The breach may have involved a Contractor
Trustwave, a security firm monitoring the incident, published a report on July 24. In it, researchers discussed the possibility of the attack involving a contractor. Researchers pointed to a few bits on information which may prove this. The first bit concerns a delegation request made on the targeted system. This request was set for June 9 - 17 and it could mean that the attacker had hijacked the contractor’s user account and leveraged it to manipulate the targeted database. These dates show that the hackers may have conducted at least some reconnaissance activities weeks earlier than what Singapore officials reported.
The log file also shows that the target was a database named “portaldev”. This led researchers to perceive that the development environment server was not as well protected as the production server and therefore was an easier target. Further, it was also discovered that a series of SQL queries were made, targeting medical data, uploaded to Pastebin on June 15. These queries suggest that whoever executed them was looking for sensitive information. Trustwave explained that while it was possible that the files were uploaded to Pastebin by developers working on the database, they may have also been posted by the attacker, possibly to share code with collaborators for troubleshooting purposes or for numerous other reasons.
All this combined led researchers to conclude:
“While we cannot know for certain if these findings are directly related to the SingHealth compromise, the combination of suspicious items occurring directly within the attack window is highly suspicious,”
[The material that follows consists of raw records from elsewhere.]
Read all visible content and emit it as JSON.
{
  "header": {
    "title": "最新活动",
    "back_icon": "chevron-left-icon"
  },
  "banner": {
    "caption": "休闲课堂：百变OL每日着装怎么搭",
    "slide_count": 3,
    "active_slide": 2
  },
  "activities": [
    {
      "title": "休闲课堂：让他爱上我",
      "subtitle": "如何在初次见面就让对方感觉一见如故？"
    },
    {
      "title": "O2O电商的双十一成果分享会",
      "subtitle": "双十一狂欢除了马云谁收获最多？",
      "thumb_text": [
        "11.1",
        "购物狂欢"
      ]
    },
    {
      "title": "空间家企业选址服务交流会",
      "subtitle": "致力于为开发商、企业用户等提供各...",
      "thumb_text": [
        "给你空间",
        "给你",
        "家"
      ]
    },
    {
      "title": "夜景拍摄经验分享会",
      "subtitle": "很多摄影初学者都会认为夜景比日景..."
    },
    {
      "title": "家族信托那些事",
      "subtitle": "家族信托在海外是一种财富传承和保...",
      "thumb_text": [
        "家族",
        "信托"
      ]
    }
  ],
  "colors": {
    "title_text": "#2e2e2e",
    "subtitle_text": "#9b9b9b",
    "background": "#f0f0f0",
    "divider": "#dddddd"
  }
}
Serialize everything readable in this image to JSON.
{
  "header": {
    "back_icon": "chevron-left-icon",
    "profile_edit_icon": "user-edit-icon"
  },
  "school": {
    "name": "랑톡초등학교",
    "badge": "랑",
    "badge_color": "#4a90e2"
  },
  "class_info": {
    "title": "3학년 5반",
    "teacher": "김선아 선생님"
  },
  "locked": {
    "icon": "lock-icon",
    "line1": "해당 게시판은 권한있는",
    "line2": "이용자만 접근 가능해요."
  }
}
“SpiderLabs believes the escalation of cyber espionage threats targeting Singapore is expected as the nation takes over as the chair of the Association of Southeast Asian Nations (ASEAN) in 2018. With the upcoming ASEAN meetings5 in 2H 2018, SpiderLabs Analysts assess with moderate confidence that cyber espionage threats to Singapore will continue to remain high. SpiderLabs believe that cyber espionage actors are likely to conduct further espionage attacks against Singapore as well as members of the ASEAN closer to the period of the high-level meetings.”